Friends tried to console the artist but as the night wore on he become more disconsolate as he sampled fine craft beers, cole-slaw, and several baskets of fried pickles.
 
Family members stated Fillmore wanted to "one-up" all the smarmy smart phone users out there by getting one more expensive, faster and bigger. After browsing online he came up with a winner, or so he thought. "I guess I'm gonna have to call tech support...oh wait, I can't, I need a PHONE to do that!"

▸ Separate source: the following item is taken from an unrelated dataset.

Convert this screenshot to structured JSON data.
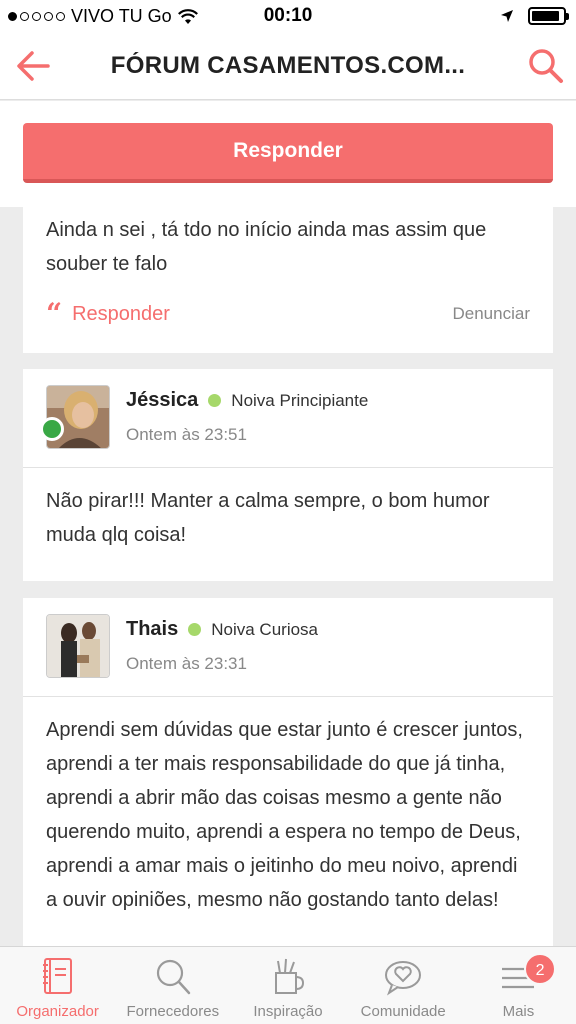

When asked about the other functions included with his phone Fillmore responded "Sure I can use this piece of shit to find my way around pretty much any city on the globe with the map app, get instant reviews on local restaurants and bars, purchase movie tickets and check my Facebook status constantly. But what I need is a PHONE!"
 
Arthur Chavez, a local fry-cook and hipster, brought the mystery to light by asking Fillmore what he was doing "trying to talk into an iPad?"
 
Fillmore quickly paid his tab and left, vowing to find a device that suited his unique needs.
 
"I just thought the guy was drunk or having a laugh but I saw he was serious," Chavez said. "I just hope I set him on the correct pathway to clear cellular communication."